People can do extraordinary things. Runners run ultramarathons after years of patiently putting one foot in front of the other. Joe Biden was one of the youngest Senators ever elected at age 30, and is the oldest man ever to be elected President. Jesus prepared for thirty invisible years before his public ministry shone with an incandescence that still illuminates millions all over the world. And God’s Spirit is active within each of us.

As you read this, where are you, and what have you been doing today? What are the seeds God is planting in you, and what seeds are you planting in the world around you?
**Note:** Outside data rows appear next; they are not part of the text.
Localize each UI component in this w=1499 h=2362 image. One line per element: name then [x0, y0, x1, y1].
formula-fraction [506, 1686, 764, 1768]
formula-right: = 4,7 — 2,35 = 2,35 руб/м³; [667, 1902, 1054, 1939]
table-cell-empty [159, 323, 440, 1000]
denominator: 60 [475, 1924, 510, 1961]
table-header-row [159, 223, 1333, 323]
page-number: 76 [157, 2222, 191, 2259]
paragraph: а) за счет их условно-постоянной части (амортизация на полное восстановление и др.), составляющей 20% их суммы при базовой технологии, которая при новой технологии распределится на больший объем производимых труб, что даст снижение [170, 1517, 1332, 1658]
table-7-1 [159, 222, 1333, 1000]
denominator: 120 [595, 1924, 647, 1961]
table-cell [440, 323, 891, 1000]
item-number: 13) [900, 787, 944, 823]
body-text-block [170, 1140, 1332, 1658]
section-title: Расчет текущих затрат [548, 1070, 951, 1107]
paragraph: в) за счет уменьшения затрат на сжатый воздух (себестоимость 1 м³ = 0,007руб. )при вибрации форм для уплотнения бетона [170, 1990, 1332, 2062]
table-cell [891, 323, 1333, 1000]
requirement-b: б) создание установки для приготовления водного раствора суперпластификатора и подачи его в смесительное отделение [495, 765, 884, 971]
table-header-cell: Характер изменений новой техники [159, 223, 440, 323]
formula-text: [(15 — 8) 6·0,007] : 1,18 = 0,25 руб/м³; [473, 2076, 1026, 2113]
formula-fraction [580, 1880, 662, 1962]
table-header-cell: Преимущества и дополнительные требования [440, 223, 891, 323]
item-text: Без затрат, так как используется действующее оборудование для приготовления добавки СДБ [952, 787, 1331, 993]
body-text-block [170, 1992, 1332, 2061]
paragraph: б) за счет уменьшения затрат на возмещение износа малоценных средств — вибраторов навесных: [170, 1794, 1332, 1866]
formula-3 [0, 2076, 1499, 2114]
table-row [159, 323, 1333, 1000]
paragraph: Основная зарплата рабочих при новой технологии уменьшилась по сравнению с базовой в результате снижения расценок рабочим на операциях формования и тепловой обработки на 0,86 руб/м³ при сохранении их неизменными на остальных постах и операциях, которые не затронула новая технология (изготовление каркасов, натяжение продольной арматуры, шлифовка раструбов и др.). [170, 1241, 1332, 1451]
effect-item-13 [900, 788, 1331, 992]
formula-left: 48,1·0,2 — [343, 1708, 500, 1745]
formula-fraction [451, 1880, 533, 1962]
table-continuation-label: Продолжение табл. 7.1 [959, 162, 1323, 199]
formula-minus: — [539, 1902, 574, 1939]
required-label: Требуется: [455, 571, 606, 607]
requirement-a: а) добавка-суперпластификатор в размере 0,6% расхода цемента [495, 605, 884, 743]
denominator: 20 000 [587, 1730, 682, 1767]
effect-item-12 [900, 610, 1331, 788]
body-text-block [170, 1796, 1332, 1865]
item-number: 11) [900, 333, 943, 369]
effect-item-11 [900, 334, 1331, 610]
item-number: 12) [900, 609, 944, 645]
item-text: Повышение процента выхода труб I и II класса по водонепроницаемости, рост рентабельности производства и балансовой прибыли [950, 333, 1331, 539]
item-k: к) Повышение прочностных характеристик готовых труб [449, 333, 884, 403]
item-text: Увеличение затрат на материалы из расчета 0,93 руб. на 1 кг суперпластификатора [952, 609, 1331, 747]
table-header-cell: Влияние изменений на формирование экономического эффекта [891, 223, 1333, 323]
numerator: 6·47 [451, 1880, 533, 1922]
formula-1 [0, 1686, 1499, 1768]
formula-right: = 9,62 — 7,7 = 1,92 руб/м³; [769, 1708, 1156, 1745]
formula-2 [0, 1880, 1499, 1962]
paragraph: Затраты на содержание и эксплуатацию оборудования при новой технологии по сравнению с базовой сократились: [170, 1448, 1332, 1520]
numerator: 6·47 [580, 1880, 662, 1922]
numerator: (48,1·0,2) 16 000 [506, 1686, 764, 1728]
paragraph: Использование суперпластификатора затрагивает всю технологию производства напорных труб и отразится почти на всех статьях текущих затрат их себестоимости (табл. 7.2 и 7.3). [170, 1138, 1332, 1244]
What are the tiny choices you are making today?

Let one of them be a willingness to open yourself to the presence and power of God, to listen and to watch and to expect signs of God’s life around and within you.
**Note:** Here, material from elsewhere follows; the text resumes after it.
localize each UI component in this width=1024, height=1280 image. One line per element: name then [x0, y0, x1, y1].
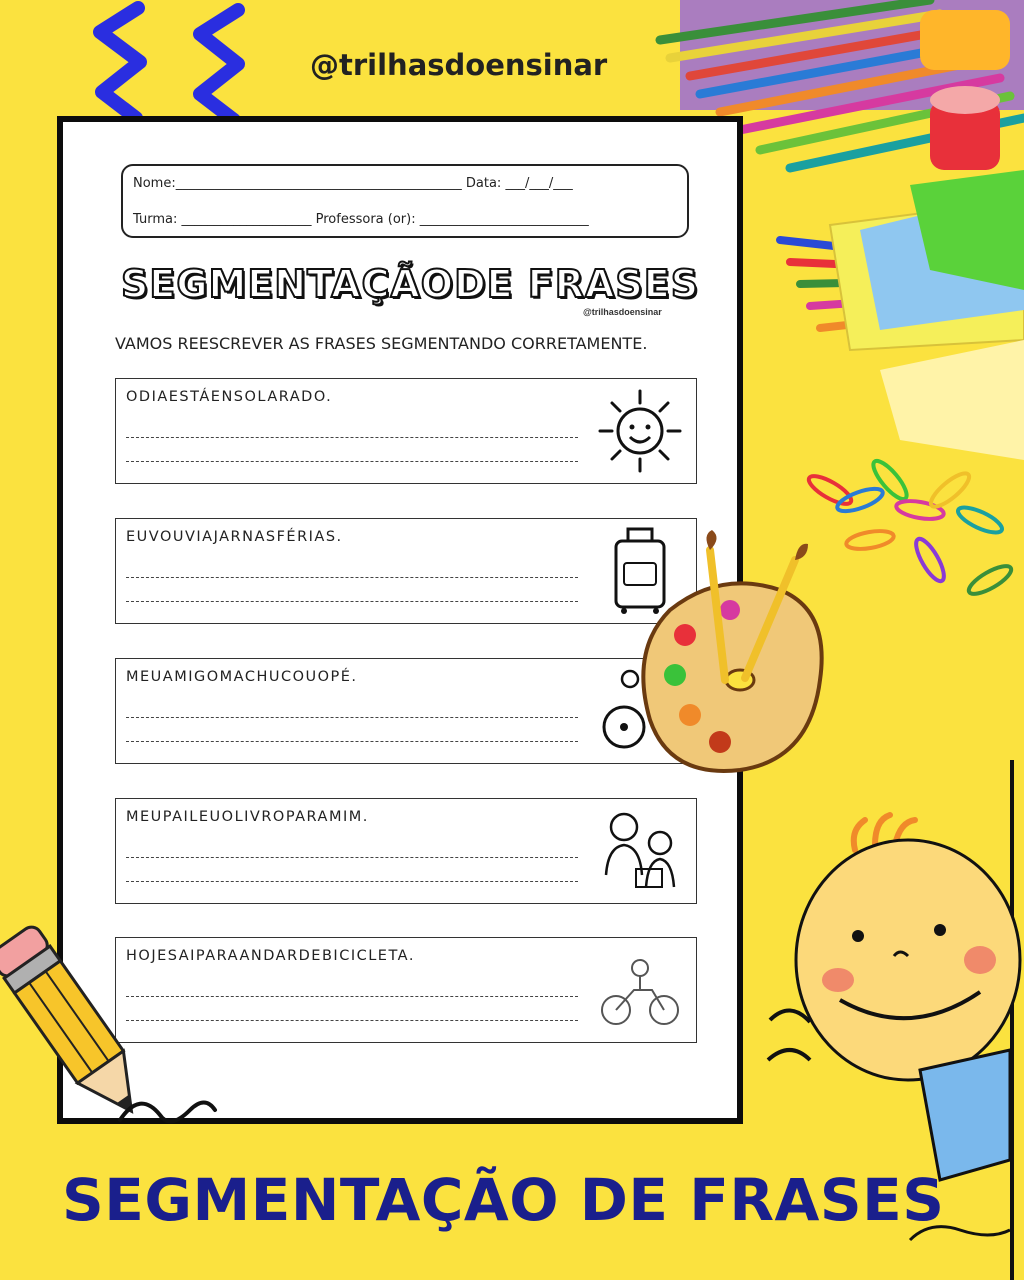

Let one of them be a willingness to choose a gracious integrity, rather than an integrity shaded with anger, bitterness or contempt.

Let one of them be to observe another human being with curious loving wonder, and to contribute without being asked to their wellbeing.

In the end, let your attitudes, choices and words revolve around two simple things: prayer and love.1 On the inbreath, prayer; surrendering to the life and presence of God, to a power greater than yourself; and on the outbreath, love. Not a feeing, but an action bathed in justice and goodness and resolve, and in God’s mercy.

And thus will we ourselves be seeds planted in God’s kingdom, for a future we can dimly glimpse, a future that is bright with the promise of Beloved Community, God’s dream for the world.

Faithfully, in Christ’s love,
Lisa

1Bishop Craig Loya spoke a brief homily about these two things—prayer and love—in yesterday’s inauguration day morning prayer. This was a seed he planted in my awareness that is already sprouting. May it grow in you also.